Le mémorial d’Ulysses S. Grant est le monument perdu de Washington. Il pourrait tout aussi bien être invisible. Personne ne sait qu’il est là. ¶ Son emplacement est en fait spectaculaire, juste au pied du Capitole, à l’ouverture du Mall. Le mémorial présente l’une des plus grandes statues équestres du monde, posée sur une plate-forme de 250 pieds de large, avec des sculptures auxiliaires qui débordent d’action et de drame. Grant est, comme il se doit, l’homme calme au centre de la tempête. Il regarde fixement le Mall en direction de Lincoln dans son mémorial. Son cheval a l’air si passif qu’il semble attendre que quelqu’un lui insère une pièce. Washington est rempli de statues de héros de la guerre civile dont les exploits ont été largement oubliés. Logan. Thomas. Sheridan. Scott. Farragut. McPherson. Mais au moins, ces gens sont entourés de piétons et d’automobilistes. Grant, aussi énorme qu’il soit, est éclipsé par le Capitole et est flanqué de terrains avec des panneaux indiquant « Permit Parking Only ». L’océanique Capitol Reflecting Pool a été construit en 1971 comme pour empêcher Grant de charger sur le Mall. Le mémorial est accessible à pied depuis les musées, l’Union Station ou n’importe quelle station de métro. Les bus touristiques s’arrêtent à proximité, mais tout le monde marche en direction du Capitole, à l’exception des groupes qui posent sur les marches du mémorial parce qu’il offre un excellent endroit pour photographier le Capitole en toile de fond. Grant est laissé hors du cadre.

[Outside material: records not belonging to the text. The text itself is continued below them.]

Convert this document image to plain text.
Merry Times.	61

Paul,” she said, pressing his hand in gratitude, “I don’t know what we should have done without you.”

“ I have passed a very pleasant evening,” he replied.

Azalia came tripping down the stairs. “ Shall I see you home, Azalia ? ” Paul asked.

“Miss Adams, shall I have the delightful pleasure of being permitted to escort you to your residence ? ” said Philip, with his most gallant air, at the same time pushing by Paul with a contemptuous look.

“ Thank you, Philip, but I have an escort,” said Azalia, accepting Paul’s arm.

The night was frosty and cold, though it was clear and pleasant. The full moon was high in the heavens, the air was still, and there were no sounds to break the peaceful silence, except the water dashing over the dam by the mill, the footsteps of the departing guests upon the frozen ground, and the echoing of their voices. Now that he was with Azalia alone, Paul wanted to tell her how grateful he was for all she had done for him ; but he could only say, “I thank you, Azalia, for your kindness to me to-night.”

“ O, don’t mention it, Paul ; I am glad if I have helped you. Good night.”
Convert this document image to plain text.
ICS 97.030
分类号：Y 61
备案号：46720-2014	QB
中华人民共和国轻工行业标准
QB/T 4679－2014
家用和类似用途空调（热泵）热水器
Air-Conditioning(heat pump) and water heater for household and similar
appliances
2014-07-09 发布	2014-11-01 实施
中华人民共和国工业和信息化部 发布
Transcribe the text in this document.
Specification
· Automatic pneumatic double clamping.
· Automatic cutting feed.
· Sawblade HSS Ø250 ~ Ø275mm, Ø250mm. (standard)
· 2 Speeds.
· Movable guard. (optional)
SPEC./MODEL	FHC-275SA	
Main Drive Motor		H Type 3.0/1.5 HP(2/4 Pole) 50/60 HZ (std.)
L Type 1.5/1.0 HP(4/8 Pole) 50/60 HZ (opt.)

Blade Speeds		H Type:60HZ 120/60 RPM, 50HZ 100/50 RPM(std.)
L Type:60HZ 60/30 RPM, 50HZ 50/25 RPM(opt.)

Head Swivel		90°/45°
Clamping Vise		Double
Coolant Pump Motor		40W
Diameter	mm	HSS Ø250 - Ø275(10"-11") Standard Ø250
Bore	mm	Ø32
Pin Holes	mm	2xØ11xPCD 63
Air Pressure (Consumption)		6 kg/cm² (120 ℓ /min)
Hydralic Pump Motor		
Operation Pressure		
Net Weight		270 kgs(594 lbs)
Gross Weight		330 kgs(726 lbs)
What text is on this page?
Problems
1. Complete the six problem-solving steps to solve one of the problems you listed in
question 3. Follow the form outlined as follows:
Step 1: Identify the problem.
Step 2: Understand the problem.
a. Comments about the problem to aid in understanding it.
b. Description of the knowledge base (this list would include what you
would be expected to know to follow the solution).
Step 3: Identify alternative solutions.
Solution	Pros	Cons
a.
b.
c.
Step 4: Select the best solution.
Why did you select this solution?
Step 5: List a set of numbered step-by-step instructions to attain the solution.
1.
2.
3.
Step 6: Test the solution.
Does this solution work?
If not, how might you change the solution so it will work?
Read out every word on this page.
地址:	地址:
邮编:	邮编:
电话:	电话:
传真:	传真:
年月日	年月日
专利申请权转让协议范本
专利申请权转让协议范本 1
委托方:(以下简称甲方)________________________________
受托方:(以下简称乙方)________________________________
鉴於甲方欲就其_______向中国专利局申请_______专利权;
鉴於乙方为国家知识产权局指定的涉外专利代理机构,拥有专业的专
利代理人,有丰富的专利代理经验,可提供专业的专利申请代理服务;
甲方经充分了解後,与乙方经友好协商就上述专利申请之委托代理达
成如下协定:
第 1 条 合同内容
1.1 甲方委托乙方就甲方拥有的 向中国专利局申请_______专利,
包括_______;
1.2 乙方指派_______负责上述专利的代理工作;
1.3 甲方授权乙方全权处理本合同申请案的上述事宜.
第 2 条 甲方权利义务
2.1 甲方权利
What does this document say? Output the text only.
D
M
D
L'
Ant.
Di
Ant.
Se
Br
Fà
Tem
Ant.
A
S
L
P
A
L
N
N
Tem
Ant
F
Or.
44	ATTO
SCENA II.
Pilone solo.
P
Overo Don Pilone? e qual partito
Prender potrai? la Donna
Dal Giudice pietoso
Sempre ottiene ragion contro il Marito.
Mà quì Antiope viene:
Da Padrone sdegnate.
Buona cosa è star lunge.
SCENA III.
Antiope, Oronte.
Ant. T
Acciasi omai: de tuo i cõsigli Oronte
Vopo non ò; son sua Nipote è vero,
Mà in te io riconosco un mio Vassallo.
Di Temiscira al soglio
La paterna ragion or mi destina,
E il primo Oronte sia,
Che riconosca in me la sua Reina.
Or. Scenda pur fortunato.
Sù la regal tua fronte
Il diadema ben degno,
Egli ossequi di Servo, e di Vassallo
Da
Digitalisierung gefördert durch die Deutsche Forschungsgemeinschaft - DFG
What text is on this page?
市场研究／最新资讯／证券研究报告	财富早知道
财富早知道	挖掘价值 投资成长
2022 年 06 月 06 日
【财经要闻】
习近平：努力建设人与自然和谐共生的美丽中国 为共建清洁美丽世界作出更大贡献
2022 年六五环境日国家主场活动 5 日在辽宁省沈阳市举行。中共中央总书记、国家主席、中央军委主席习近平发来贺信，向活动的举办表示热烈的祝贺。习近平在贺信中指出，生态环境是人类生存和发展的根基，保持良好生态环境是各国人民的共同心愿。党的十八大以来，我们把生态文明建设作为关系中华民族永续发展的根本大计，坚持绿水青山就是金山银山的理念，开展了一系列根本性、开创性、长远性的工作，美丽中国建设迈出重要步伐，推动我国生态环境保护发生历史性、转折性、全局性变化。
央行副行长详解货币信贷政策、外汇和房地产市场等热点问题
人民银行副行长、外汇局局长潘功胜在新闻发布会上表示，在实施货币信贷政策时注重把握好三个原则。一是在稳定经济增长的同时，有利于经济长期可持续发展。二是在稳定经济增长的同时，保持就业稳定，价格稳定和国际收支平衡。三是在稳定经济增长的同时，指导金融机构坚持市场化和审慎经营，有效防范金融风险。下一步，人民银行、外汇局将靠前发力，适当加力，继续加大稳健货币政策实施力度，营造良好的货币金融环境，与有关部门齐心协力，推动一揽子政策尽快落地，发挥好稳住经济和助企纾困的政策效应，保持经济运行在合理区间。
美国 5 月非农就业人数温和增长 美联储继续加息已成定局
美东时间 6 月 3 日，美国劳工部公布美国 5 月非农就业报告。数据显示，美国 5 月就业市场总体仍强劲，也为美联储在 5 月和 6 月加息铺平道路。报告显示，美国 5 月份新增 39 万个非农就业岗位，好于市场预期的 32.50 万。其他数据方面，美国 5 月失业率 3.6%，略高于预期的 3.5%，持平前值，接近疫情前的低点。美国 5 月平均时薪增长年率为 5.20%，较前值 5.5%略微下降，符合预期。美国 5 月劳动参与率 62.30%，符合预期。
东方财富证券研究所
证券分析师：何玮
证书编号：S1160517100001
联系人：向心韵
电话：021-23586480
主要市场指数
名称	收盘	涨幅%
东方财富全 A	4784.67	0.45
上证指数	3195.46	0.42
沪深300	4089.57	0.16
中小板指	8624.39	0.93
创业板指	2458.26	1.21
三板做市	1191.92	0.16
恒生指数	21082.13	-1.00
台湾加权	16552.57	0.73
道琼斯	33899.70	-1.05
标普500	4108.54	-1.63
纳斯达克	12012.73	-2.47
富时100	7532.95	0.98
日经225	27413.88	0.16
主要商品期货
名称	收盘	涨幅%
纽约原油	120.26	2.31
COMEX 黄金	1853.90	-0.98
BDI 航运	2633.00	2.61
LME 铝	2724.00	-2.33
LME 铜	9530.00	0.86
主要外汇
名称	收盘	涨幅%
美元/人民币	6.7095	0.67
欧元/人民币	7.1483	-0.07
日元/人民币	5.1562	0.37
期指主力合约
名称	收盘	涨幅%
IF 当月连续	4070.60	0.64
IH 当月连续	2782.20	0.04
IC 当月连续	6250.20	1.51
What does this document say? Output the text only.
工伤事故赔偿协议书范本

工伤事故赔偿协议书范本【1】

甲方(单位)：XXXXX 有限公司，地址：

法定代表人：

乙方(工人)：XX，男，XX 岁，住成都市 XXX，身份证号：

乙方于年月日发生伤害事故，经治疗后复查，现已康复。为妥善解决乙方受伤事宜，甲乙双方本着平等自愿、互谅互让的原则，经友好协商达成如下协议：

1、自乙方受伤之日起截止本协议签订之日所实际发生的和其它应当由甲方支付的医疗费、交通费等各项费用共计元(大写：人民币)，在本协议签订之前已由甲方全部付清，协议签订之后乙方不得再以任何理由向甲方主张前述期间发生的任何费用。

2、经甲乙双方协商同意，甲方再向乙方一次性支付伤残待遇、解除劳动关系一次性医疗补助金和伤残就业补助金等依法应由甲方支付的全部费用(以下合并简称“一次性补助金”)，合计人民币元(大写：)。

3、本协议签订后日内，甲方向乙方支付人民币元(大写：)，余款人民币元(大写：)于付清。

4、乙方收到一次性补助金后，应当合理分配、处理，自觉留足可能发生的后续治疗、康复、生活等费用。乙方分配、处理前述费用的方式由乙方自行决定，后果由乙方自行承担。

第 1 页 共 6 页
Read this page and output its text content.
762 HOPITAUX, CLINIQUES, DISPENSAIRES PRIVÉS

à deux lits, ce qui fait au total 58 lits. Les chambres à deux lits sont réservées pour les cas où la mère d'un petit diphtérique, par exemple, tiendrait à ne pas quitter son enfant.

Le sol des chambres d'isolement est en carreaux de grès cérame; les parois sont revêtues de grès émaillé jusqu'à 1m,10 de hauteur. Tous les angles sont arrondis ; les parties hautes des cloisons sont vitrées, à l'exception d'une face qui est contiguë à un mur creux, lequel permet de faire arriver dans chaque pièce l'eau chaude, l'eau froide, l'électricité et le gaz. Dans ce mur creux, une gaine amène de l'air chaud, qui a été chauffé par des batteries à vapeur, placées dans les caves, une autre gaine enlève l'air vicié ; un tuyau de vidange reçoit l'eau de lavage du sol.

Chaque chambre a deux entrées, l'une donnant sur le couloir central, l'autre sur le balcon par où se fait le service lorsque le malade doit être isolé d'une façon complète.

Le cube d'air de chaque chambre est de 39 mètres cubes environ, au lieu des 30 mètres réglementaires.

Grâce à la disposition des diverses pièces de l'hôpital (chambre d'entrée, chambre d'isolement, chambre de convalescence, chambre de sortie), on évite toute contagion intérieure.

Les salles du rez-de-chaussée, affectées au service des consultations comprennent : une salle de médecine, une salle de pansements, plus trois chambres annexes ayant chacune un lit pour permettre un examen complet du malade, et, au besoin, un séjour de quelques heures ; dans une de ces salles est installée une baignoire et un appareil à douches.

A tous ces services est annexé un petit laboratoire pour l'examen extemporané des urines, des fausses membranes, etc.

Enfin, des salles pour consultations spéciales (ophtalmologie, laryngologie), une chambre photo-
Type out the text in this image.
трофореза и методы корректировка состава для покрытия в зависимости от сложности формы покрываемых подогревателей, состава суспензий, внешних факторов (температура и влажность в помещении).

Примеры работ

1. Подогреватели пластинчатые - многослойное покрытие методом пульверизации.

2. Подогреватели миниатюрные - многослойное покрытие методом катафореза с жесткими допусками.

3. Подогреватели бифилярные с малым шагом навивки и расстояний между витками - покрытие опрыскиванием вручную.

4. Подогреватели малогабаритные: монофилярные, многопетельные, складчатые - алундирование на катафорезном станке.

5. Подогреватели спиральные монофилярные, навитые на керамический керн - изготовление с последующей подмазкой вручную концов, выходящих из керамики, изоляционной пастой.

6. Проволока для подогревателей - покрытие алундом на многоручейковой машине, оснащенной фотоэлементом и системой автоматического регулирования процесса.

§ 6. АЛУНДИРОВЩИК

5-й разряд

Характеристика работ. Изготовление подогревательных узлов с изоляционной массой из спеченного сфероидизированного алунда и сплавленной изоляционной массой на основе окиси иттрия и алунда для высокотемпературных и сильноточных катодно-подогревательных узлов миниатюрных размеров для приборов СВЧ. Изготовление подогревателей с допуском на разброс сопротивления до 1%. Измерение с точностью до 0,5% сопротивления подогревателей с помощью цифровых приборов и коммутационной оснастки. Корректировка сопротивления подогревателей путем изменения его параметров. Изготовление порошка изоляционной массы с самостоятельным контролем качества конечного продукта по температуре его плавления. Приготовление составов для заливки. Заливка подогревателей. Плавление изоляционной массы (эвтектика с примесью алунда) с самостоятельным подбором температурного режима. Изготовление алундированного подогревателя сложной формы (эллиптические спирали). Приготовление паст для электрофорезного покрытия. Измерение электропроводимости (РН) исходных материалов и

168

Il y a cent cinquante ans ce printemps, Ulysses S. Grant prenait le commandement de toutes les armées des États-Unis. Il a élaboré une grande stratégie pour vaincre la Confédération et a finalement, au prix de nombreuses luttes, réussi. Grant a sauvé l’Union, tout autant que n’importe quelle personne autre qu’Abraham Lincoln. Il a ensuite effectué deux mandats en tant que président et a écrit certains des mémoires les plus célèbres de l’histoire des lettres américaines.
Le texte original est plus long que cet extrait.